I am finally at a place in my writing process where I feel comfortable setting a date for the publication of Hidden, the next full-length installment in my Circle series. So save the date and mark your calendars: by the winter solstice you can be snuggled up by the fire with your head caught in a world full of magic, adventure, a dark mystery, just a touch of romance, and of course, plenty of sarcasm. I'm really excited about the progress I have made over the last six months--even including the 115 pages lost to the Great Laptop Crash of 2019. With only four chapters now left to write, I am so close to the finish line I can taste it. Hidden is turning into a fabulous book, if I do say so myself, and I can't wait to share it with you.
Just as in its predecessor Destined, there are multiple storylines woven throughout the novel, but the primary narrative follows Mari, Gren, and their friends. I'm juggling a ton of characters in this one, which certainly does not ease the process when your POV is third person omniscient, but each has his/her purpose and importance in this story and stories to come. I am one of those writers who tries to plan my stories down to the tiniest detail ahead of time, but I also have--like many other writers, it would seem--created characters with minds of their own and released them onto the page largely unsupervised; thus, sometimes, despite all my careful planning and my many outlines, they surprise me. It has happened numerous times during the writing of Hidden that I will think I know exactly how a scene is going to play out, but then all of a sudden one of my characters goes rogue and completely changes things. Fortunately, I have found that whenever one of my characters goes off script, it actually makes the story better. Frustrating as it may be at times, I suppose in the end, Mari and Gren and Ruv and the twins and everyone else know their own stories better than I ever could. I'm just the author, after all. What do I know?
This phenomenon is on my mind because it happened again in the chapter I finished writing the other day. They were supposed to have just a nice evening by the fire, but then suddenly Ruv took over the conversation and started dropping foreshadowing for future books all over the darn place. Granted, his foreshadowing is super vague (I can't be giving away too many spoilers in a series with five planned books when I'm only on the second). And yet, there he was, telling a story he had shared with none before...not even the pack of which he used to be the Alpha. He finally explains how he came to learn so much about the art of Sanguina (shapeshifting), and why he gave up being Alpha so readily after meeting Mari, Gren, Laria, and Hal. Ruv always knew, it seems, that he had a role to play where the Destined Ones are concerned. You'll just have to wait to read Hidden to find out what that role is, or at least, what Ruv thinks it will be...

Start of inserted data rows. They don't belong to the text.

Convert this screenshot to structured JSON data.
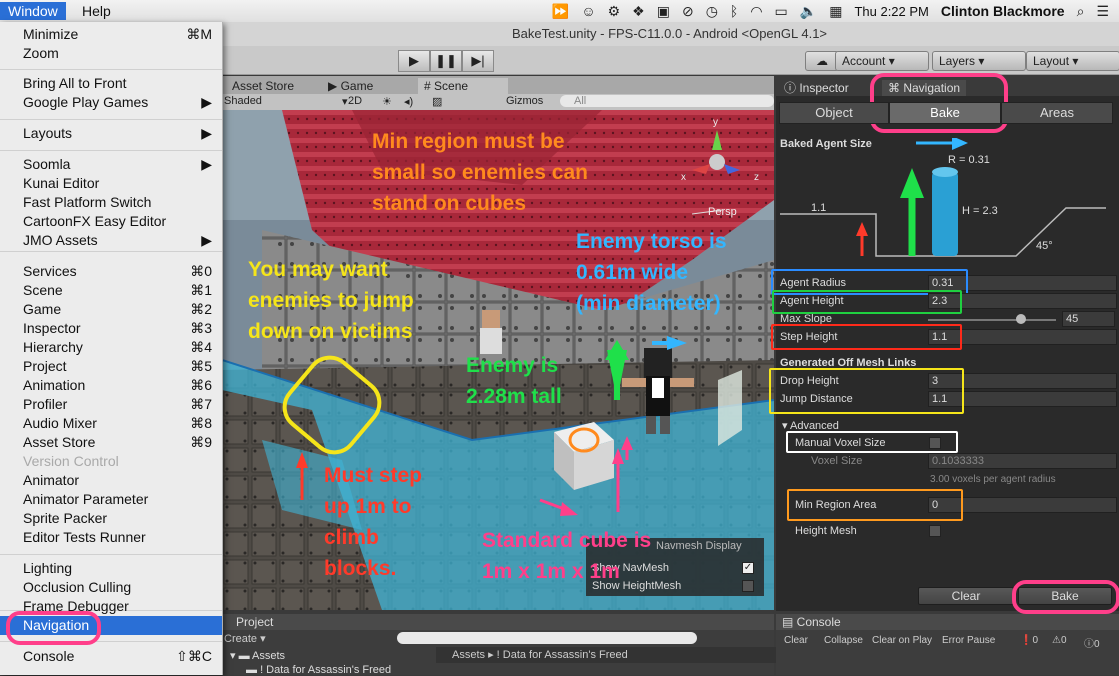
{
  "menubar": {
    "window_label": "Window",
    "help_label": "Help",
    "time": "Thu 2:22 PM",
    "user": "Clinton Blackmore"
  },
  "unity": {
    "title": "BakeTest.unity - FPS-C11.0.0 - Android <OpenGL 4.1>",
    "account": "Account",
    "layers": "Layers",
    "layout": "Layout"
  },
  "window_menu": [
    {
      "label": "Minimize",
      "shortcut": "⌘M"
    },
    {
      "label": "Zoom",
      "shortcut": ""
    },
    {
      "label": "Bring All to Front",
      "shortcut": ""
    },
    {
      "label": "Google Play Games",
      "shortcut": "▶"
    },
    {
      "label": "Layouts",
      "shortcut": "▶"
    },
    {
      "label": "Soomla",
      "shortcut": "▶"
    },
    {
      "label": "Kunai Editor",
      "shortcut": ""
    },
    {
      "label": "Fast Platform Switch",
      "shortcut": ""
    },
    {
      "label": "CartoonFX Easy Editor",
      "shortcut": ""
    },
    {
      "label": "JMO Assets",
      "shortcut": "▶"
    },
    {
      "label": "Services",
      "shortcut": "⌘0"
    },
    {
      "label": "Scene",
      "shortcut": "⌘1"
    },
    {
      "label": "Game",
      "shortcut": "⌘2"
    },
    {
      "label": "Inspector",
      "shortcut": "⌘3"
    },
    {
      "label": "Hierarchy",
      "shortcut": "⌘4"
    },
    {
      "label": "Project",
      "shortcut": "⌘5"
    },
    {
      "label": "Animation",
      "shortcut": "⌘6"
    },
    {
      "label": "Profiler",
      "shortcut": "⌘7"
    },
    {
      "label": "Audio Mixer",
      "shortcut": "⌘8"
    },
    {
      "label": "Asset Store",
      "shortcut": "⌘9"
    },
    {
      "label": "Version Control",
      "shortcut": ""
    },
    {
      "label": "Animator",
      "shortcut": ""
    },
    {
      "label": "Animator Parameter",
      "shortcut": ""
    },
    {
      "label": "Sprite Packer",
      "shortcut": ""
    },
    {
      "label": "Editor Tests Runner",
      "shortcut": ""
    },
    {
      "label": "Lighting",
      "shortcut": ""
    },
    {
      "label": "Occlusion Culling",
      "shortcut": ""
    },
    {
      "label": "Frame Debugger",
      "shortcut": ""
    },
    {
      "label": "Navigation",
      "shortcut": ""
    },
    {
      "label": "Console",
      "shortcut": "⇧⌘C"
    }
  ],
  "tabs": {
    "asset_store": "Asset Store",
    "game": "Game",
    "scene": "Scene",
    "shaded": "Shaded",
    "twod": "2D",
    "gizmos": "Gizmos",
    "search_placeholder": "All",
    "persp": "Persp",
    "project": "Project",
    "create": "Create",
    "assets": "Assets",
    "assets_path": "Assets ▸ ! Data for Assassin's Freed",
    "asset_folder": "! Data for Assassin's Freed",
    "console": "Console",
    "console_btns": [
      "Clear",
      "Collapse",
      "Clear on Play",
      "Error Pause"
    ],
    "console_counts": [
      "0",
      "0",
      "0"
    ]
  },
  "inspector": {
    "tab_inspector": "Inspector",
    "tab_navigation": "Navigation",
    "seg": [
      "Object",
      "Bake",
      "Areas"
    ],
    "baked_agent_size": "Baked Agent Size",
    "r_label": "R = 0.31",
    "h_label": "H = 2.3",
    "step_label": "1.1",
    "slope_label": "45°",
    "agent_radius": {
      "label": "Agent Radius",
      "value": "0.31"
    },
    "agent_height": {
      "label": "Agent Height",
      "value": "2.3"
    },
    "max_slope": {
      "label": "Max Slope",
      "value": "45",
      "level": 0.5
    },
    "step_height": {
      "label": "Step Height",
      "value": "1.1"
    },
    "off_mesh": "Generated Off Mesh Links",
    "drop_height": {
      "label": "Drop Height",
      "value": "3"
    },
    "jump_distance": {
      "label": "Jump Distance",
      "value": "1.1"
    },
    "advanced": "Advanced",
    "manual_voxel": "Manual Voxel Size",
    "voxel_size": {
      "label": "Voxel Size",
      "value": "0.1033333"
    },
    "voxel_note": "3.00 voxels per agent radius",
    "min_region": {
      "label": "Min Region Area",
      "value": "0"
    },
    "height_mesh": "Height Mesh",
    "clear": "Clear",
    "bake": "Bake"
  },
  "scene_overlay": {
    "show_navmesh": "Show NavMesh",
    "show_heightmesh": "Show HeightMesh",
    "nav_display": "Navmesh Display"
  },
  "annotations": {
    "min_region": "Min region must be\nsmall so enemies can\nstand on cubes",
    "jump": "You may want\nenemies to jump\ndown on victims",
    "torso": "Enemy torso is\n0.61m wide\n(min diameter)",
    "enemy_tall": "Enemy is\n2.28m tall",
    "step_up": "Must step\nup 1m to\nclimb\nblocks.",
    "cube": "Standard cube is\n1m x 1m x 1m"
  },
  "colors": {
    "orange_text": "#ff8a1e",
    "yellow_text": "#f5e51a",
    "blue_text": "#33b6ff",
    "green_text": "#1fe04a",
    "red_text": "#ff3a2a",
    "pink_text": "#ff3f8a",
    "highlight": "#2a6fd6"
  }
}
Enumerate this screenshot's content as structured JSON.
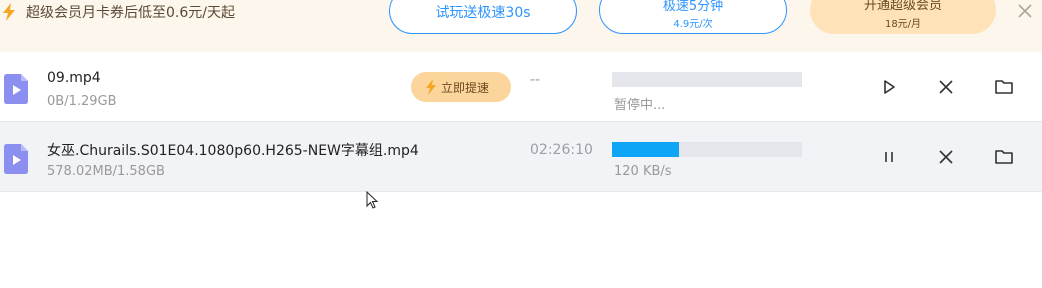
{
  "banner": {
    "promo_text": "超级会员月卡券后低至0.6元/天起",
    "trial_button": "试玩送极速30s",
    "speed_button": {
      "main": "极速5分钟",
      "sub": "4.9元/次"
    },
    "vip_button": {
      "main": "开通超级会员",
      "sub": "18元/月"
    },
    "icons": {
      "promo": "lightning-icon",
      "close": "close-icon"
    }
  },
  "downloads": [
    {
      "name": "09.mp4",
      "size": "0B/1.29GB",
      "boost_label": "立即提速",
      "eta": "--",
      "progress": 0.0,
      "status": "暂停中...",
      "actions": [
        "play-icon",
        "close-icon",
        "folder-icon"
      ]
    },
    {
      "name": "女巫.Churails.S01E04.1080p60.H265-NEW字幕组.mp4",
      "size": "578.02MB/1.58GB",
      "eta": "02:26:10",
      "progress": 0.35,
      "status": "120 KB/s",
      "actions": [
        "pause-icon",
        "close-icon",
        "folder-icon"
      ]
    }
  ],
  "colors": {
    "banner_bg": "#fdf6ec",
    "accent_blue": "#2d95ff",
    "progress_blue": "#0ea5f6",
    "file_icon": "#8a8ff0",
    "vip_gold": "#ffe2b8",
    "boost_orange": "#fbd59b"
  }
}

Hidden takes place across numerous landscapes and locations. It starts on Earth, shortly after my short story "Faerie Stones" ends, then of course my team of unlikely acquaintances returns to Aorea to answer a summons from Laria. And to avoid being arrested. Whichever. Their journey takes them well outside of the Endless Forest in Nomansland, where they spent the majority of their adventure in Destined. Ergo, you'll get to see many more of the Aorean cultures--particularly the evrae--in this book, and you'll also get to learn a bit more about the abilities and backgrounds of various Aorean races, such as the niethera and the leshii. As I approach writing the climax of the novel, things are all starting to come to a head (I mean, obviously...that's what the climax is for): tying some threads together, unraveling others. Assumptions are challenged, and in the solving of one mystery, deeper mysteries bubble to the surface.
Destined laid a lot of groundwork on which the rest of the series can unfold; Hidden builds on that groundwork in some places, but shatters it utterly in others. In Aorea, anything is possible, for better or worse.